Chelsea Ortiz, Engine Parts Reclamation Program Coordinator, says the available inventory is constantly changing. “Several parts go in and out of the warehouse every day. So it can fluctuate from hour to hour.”
As soon as a sales quote is approved by the customer, it is noted in the system. The available parts are pulled from inventory and held for that customer’s event. The more in-demand parts are often sold before they hit the shelves.
“The demand for reclaimed Honeywell TFE731 engine parts is strong,” says Chelsea. “We are continually adding engines to our reclamation and recycling process.”

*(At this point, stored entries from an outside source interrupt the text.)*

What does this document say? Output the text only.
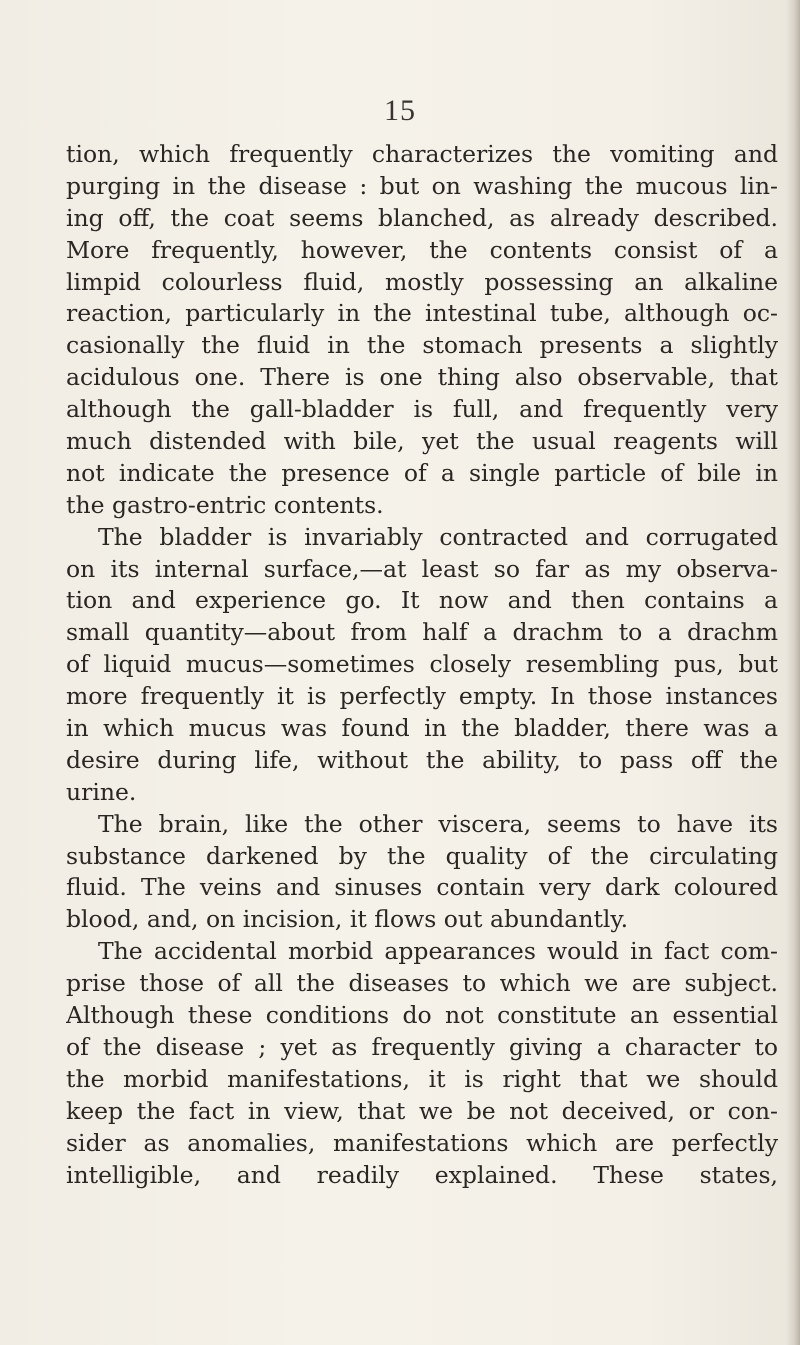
15
tion, which frequently characterizes the vomiting and
purging in the disease : but on washing the mucous lin-
ing off, the coat seems blanched, as already described.
More frequently, however, the contents consist of a
limpid colourless fluid, mostly possessing an alkaline
reaction, particularly in the intestinal tube, although oc-
casionally the fluid in the stomach presents a slightly
acidulous one. There is one thing also observable, that
although the gall-bladder is full, and frequently very
much distended with bile, yet the usual reagents will
not indicate the presence of a single particle of bile in
the gastro-entric contents.
The bladder is invariably contracted and corrugated
on its internal surface,—at least so far as my observa-
tion and experience go. It now and then contains a
small quantity—about from half a drachm to a drachm
of liquid mucus—sometimes closely resembling pus, but
more frequently it is perfectly empty. In those instances
in which mucus was found in the bladder, there was a
desire during life, without the ability, to pass off the
urine.
The brain, like the other viscera, seems to have its
substance darkened by the quality of the circulating
fluid. The veins and sinuses contain very dark coloured
blood, and, on incision, it flows out abundantly.
The accidental morbid appearances would in fact com-
prise those of all the diseases to which we are subject.
Although these conditions do not constitute an essential
of the disease ; yet as frequently giving a character to
the morbid manifestations, it is right that we should
keep the fact in view, that we be not deceived, or con-
sider as anomalies, manifestations which are perfectly
intelligible, and readily explained. These states,
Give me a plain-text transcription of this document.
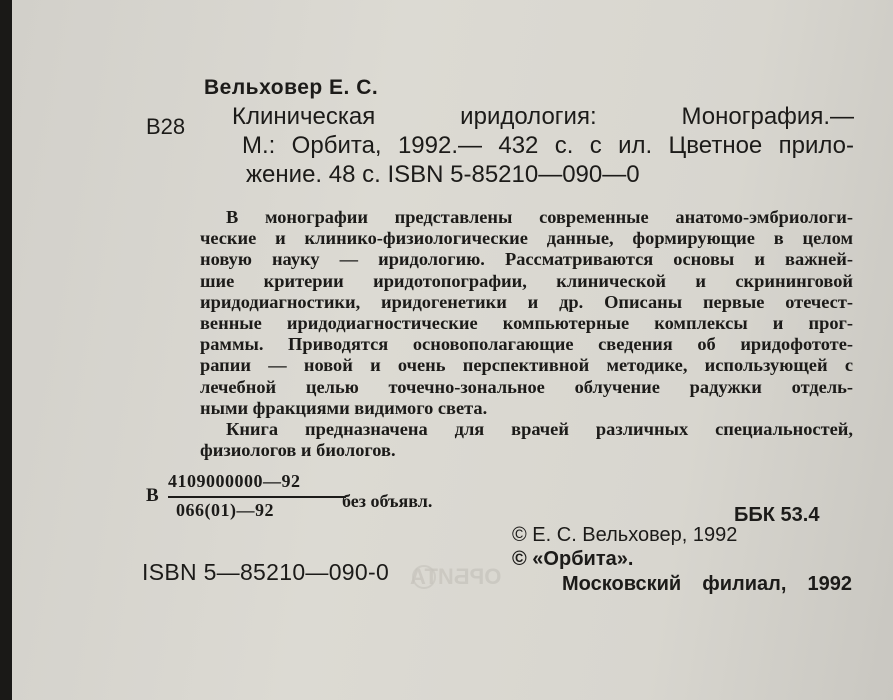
Вельховер Е. С.
В28 Клиническая иридология: Монография.—
М.: Орбита, 1992.— 432 с. с ил. Цветное прило-
жение. 48 с. ISBN 5-85210—090—0
В монографии представлены современные анатомо-эмбриологи-
ческие и клинико-физиологические данные, формирующие в целом
новую науку — иридологию. Рассматриваются основы и важней-
шие критерии иридотопографии, клинической и скрининговой
иридодиагностики, иридогенетики и др. Описаны первые отечест-
венные иридодиагностические компьютерные комплексы и прог-
раммы. Приводятся основополагающие сведения об иридофототе-
рапии — новой и очень перспективной методике, использующей с
лечебной целью точечно-зональное облучение радужки отдель-
ными фракциями видимого света.
Книга предназначена для врачей различных специальностей,
физиологов и биологов.
В
4109000000—92
066(01)—92	без объявл.
ББК 53.4
ISBN 5—85210—090-0 ОРБИТА
© Е. С. Вельховер, 1992
© «Орбита».
Московский филиал, 1992
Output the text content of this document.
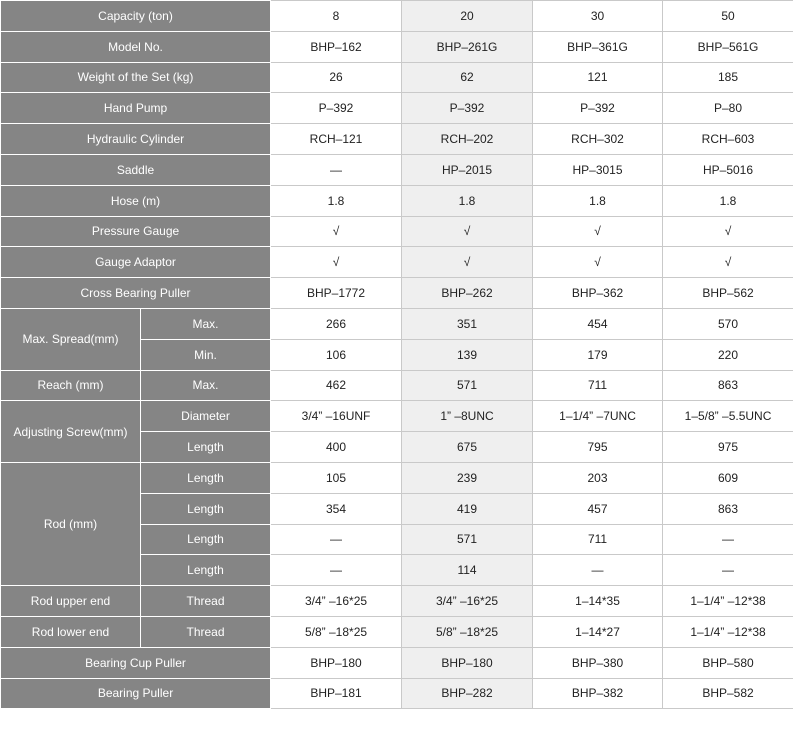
Capacity (ton)		8	20	30	50
Model No.		BHP–162	BHP–261G	BHP–361G	BHP–561G
Weight of the Set (kg)		26	62	121	185
Hand Pump		P–392	P–392	P–392	P–80
Hydraulic Cylinder		RCH–121	RCH–202	RCH–302	RCH–603
Saddle		—	HP–2015	HP–3015	HP–5016
Hose (m)		1.8	1.8	1.8	1.8
Pressure Gauge		√	√	√	√
Gauge Adaptor		√	√	√	√
Cross Bearing Puller		BHP–1772	BHP–262	BHP–362	BHP–562
Max. Spread(mm)	Max.	266	351	454	570
	Min.	106	139	179	220
Reach (mm)	Max.	462	571	711	863
Adjusting Screw(mm)	Diameter	3/4” –16UNF	1” –8UNC	1–1/4” –7UNC	1–5/8” –5.5UNC
	Length	400	675	795	975
Rod (mm)	Length	105	239	203	609
	Length	354	419	457	863
	Length	—	571	711	—
	Length	—	114	—	—
Rod upper end	Thread	3/4” –16*25	3/4” –16*25	1–14*35	1–1/4” –12*38
Rod lower end	Thread	5/8” –18*25	5/8” –18*25	1–14*27	1–1/4” –12*38
Bearing Cup Puller		BHP–180	BHP–180	BHP–380	BHP–580
Bearing Puller		BHP–181	BHP–282	BHP–382	BHP–582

At any given time, there are on average 12 Honeywell TFE731-2 and -3 engines in the process of a complete teardown. Chelsea manages the process from purchase, quote, receiving, tear down, inspection, and recertification with the support of the engine shop. All parts are returned to service with a signed Duncan Aviation FAA 8130-3 and EASA dual-release tag.
Since taking over the program in 2019, Chelsea has seen the available Duncan Aviation reclaimed engine inventory increase by nearly 200% and sales of reclaimed parts by more than 500%.
Nearly all of the reclaimed parts inventory is exclusively used to support Duncan Aviation’s customers whose engines are in-house for inspection or being supported by the Duncan Aviation RRT (Rapid Response Teams) in the field.
Real value can be found in reclaimed engine parts. Not only can they reduce inspection downtime, but they are a lower-cost alternative that allows aging aircraft to continue to provide valuable flight services to operators and companies.
The environmental impact associated with new aviation manufacturing is significant. Aircraft engine parts are made out of exotic metal alloys such as titanium, Waspaloy, Hastelloy, and Inconel. The entire aviation industry (commercial, business, and general aviation) relies on these rare metals because they can withstand high heat and have the strength-to-weight ratio necessary for flight. Because the supply of these limited resources is dwindling and becoming rarer, the cost of the parts is rising significantly.
Reclaiming good, serviceable engine parts and reintroducing them back into service is recycling at its very best. No more precious metals are removed from the earth, and very little, if any, machining or chemical applications are necessary to return these parts to service in another engine.
With Duncan Aviation’s Engine Parts Reclamation Program, 75 percent of each engine’s parts are reclaimed and recycled. This process, on many levels, significantly lowers environmental impact.